Americans are no smarter than any other group of people in the world. We know and believe this. Americans also place a higher value on the individual than most of the world. We have no tribes or clans; our families are just our siblings, descendants, and ancestors. We have no holy mountains or rivers, no roots. We would just as soon live one place as another, depending on what we could grow and what it costs. How could an unorganized mob achieve a passable civilization, let alone a large and successful one?
We don’t really know. We just know what happened, not why, and we are not sure we care why. If an action had a good result, we’ll try that again. If it stops working, we’ll try something else. If you keep it up long enough, you get to an answer, just as a blind pig finds an acorn.
Think of the two ways to create a supercomputer. The first is a single, massive, and powerful processor. The second is a huge number of processors, operating in parallel. One attempts to solve the problem directly, the other eliminates all the wrong answers to find the right one, or works on only a part of the problem.
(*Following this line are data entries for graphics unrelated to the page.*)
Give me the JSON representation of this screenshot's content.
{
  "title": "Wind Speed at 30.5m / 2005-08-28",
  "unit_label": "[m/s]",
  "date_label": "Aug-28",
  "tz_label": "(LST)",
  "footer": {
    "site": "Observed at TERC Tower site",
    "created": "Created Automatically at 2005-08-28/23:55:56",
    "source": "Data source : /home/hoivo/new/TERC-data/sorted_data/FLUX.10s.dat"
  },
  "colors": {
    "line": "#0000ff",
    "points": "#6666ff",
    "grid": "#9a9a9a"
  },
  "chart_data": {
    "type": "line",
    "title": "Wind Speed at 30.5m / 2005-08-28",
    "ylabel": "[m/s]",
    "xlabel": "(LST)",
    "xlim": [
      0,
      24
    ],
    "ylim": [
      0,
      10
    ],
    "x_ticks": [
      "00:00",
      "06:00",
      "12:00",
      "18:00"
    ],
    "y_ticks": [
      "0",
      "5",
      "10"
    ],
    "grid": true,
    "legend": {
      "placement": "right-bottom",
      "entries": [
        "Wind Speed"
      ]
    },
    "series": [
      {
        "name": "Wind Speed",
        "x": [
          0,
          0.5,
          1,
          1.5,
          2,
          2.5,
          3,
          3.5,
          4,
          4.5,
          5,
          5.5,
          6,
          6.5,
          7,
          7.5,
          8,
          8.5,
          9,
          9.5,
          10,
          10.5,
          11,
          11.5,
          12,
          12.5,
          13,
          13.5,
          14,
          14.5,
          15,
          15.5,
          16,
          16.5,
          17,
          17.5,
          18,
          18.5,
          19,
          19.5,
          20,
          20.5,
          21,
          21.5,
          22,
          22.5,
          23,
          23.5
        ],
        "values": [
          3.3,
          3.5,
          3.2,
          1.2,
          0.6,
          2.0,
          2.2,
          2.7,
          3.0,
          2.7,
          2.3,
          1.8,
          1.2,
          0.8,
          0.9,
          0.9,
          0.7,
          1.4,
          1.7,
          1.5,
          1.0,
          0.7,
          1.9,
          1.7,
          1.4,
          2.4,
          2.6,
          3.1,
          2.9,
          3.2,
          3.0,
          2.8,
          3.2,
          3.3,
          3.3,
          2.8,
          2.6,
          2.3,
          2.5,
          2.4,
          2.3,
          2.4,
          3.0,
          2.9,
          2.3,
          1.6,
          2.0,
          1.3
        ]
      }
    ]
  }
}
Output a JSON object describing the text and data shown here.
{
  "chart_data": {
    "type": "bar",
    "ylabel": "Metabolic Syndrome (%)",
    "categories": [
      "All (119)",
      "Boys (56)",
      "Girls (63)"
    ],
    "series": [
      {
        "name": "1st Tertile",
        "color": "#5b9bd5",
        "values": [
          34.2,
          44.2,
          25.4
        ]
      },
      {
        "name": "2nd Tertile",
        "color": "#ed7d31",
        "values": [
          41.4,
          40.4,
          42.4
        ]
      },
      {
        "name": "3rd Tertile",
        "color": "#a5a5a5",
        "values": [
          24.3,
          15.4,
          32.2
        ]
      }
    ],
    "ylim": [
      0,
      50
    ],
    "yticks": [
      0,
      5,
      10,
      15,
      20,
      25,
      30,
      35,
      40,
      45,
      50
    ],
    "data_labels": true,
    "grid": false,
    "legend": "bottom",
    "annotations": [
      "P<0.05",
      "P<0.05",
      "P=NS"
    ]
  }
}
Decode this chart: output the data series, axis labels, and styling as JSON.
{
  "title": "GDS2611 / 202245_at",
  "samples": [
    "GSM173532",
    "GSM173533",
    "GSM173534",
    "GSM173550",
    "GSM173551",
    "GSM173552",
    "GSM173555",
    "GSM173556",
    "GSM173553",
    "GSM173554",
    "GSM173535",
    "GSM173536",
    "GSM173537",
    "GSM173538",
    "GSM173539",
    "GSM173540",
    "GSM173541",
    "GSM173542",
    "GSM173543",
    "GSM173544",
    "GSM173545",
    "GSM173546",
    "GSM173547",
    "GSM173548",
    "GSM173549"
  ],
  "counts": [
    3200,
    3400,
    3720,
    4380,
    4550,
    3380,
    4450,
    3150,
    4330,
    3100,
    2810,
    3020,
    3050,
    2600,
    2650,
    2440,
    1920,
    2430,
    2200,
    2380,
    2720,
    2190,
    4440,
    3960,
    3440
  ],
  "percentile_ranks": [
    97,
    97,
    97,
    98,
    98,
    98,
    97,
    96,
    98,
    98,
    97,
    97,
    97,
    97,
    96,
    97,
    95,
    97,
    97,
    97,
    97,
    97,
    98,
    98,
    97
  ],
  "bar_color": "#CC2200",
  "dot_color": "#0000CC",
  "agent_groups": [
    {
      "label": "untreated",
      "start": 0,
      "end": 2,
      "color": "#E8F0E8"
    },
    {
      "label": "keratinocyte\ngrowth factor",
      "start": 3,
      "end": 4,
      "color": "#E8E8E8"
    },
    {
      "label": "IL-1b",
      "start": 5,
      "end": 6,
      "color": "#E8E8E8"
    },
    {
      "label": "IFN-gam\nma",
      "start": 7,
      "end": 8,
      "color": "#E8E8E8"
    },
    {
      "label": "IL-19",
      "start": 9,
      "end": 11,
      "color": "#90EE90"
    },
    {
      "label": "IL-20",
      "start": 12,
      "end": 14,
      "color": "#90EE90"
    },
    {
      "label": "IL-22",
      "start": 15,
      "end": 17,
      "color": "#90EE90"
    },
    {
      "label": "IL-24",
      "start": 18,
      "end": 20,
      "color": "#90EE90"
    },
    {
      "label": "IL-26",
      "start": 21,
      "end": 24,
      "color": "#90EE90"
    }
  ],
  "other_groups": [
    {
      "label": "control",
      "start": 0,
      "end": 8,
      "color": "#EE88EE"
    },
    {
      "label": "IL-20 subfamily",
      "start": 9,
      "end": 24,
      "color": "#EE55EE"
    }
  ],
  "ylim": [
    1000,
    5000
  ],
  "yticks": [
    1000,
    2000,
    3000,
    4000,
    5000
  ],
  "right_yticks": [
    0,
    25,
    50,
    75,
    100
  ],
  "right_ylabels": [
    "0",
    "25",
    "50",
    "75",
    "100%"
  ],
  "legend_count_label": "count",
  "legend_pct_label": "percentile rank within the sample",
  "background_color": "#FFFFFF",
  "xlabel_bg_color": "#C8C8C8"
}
We are left with a paradox: leaving the important questions to a Great Leader, or central processor, limits the computing power to that of the one thinking unit. Leaving them to the millions of insignificant people, such as you and me, solves great problems as weather erodes great mountains — little by little. Thus the collective organization becomes the operation of a single individual, and the riot of idividuals resolves itself into a collective machine. Or, as was said two centuries ago:
He intends only his own gain, and he is in this, as in many other cases, led by an invisible hand to promote an end which was no part of his intention. Nor is it always the worse for society that it was no part of his intention. By pursuing his own interest he frequently promotes that of the society more effectually than when he really intends to promote it. I have never known much good done by those who affected to trade for the public good.
Adam Smith
In Lexington Green’s post a few scrolls below, he notes:
We Americans lack respect for institutions that do not deliver on their promises. Other cultures continue to defer to such institutions long after they’ve been revealed as farce. The first opportunity we had to duck out from beneath a top-down ordering of society, we took it. That we seem to be unique in this says more about the tenacity of the State than the deference of men for authority.
Not at all surprising.
I think your supercomputer analogy is pretty good, because it works on other levels as well.
You made a statement “We have no tribes or clans”. Actually, i would like to follow Fukuyama here (see _Trust_). Americans, English and some others tend to build strong associations based on business and interest across family, regional and origin divisions. In a sense, we build our own tribes and clans based on what we are trying to accomplish. And in a massively parallel device resources get realigned to specific problems as the overall solution space is explored.
You can’t push the analogy too far – massive parallelism is handled by a central scheduler, at least in current implementations.
But our ability to constantly remake our “tribes and clans” is part of our strength.